Virginia Attorney General Jason Miyares has announced that the state is leading a coalition of 21 states in submitting an amicus brief to the U.S. Court of Appeals for the Fourth Circuit. The brief supports the dismissal of lawsuits filed by the Fairfax County School Board and the Arlington School Board regarding student access to bathrooms and locker rooms based on gender identity.
The lawsuits from Fairfax and Arlington argue that Title IX, along with the Fourth Circuit’s 2020 decision in Grimm v. Gloucester County School Board, require schools to allow students access to facilities based solely on self-declared gender identity. However, according to the amicus brief, this interpretation lacks legal basis.
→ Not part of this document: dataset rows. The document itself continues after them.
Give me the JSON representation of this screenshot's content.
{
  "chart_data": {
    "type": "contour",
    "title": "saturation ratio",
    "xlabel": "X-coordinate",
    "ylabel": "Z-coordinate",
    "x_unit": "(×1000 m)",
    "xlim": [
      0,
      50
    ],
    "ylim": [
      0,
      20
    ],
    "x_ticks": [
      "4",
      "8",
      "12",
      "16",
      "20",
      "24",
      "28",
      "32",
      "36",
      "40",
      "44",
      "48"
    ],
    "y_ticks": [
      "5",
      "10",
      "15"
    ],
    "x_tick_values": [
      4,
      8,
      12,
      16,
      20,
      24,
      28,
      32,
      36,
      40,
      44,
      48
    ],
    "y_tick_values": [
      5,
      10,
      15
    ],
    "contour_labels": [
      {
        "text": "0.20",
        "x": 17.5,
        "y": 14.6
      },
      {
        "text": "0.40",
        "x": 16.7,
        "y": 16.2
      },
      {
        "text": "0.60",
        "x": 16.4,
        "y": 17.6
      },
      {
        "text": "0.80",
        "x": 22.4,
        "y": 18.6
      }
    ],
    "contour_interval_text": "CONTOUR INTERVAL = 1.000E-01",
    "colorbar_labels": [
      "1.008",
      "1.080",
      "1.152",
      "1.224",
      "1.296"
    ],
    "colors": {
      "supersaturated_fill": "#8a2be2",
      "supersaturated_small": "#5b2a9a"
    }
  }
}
The brief states that “Grimm was a narrow, as-applied ruling about a single student and a single bathroom policy. The court did not hold that schools must open all sex-segregated facilities to any student based on self-identification, and it explicitly did not address locker rooms or changing areas.” It also notes that despite this limited scope, both school boards have implemented broad policies permitting students’ self-assertion of gender identity as sufficient for accessing private facilities reserved for the opposite biological sex.
According to the brief, Title IX was designed to prevent sex-based discrimination in education and its regulations define “sex” as biological sex. Schools receiving federal funds are required to comply with these established standards.
Attorney General Miyares previously filed two briefs in September opposing efforts by these school divisions to stop the U.S. Department of Education from enforcing federal protections related to women’s access to school bathrooms, locker rooms, and changing areas.
States joining Virginia in filing this latest brief include Alabama, Alaska, Arkansas, Florida, Georgia, Indiana, Iowa, Kansas, Louisiana, Missouri, Montana, Nebraska, North Dakota, Ohio, South Carolina, South Dakota, Tennessee, Texas, Utah, and Wyoming.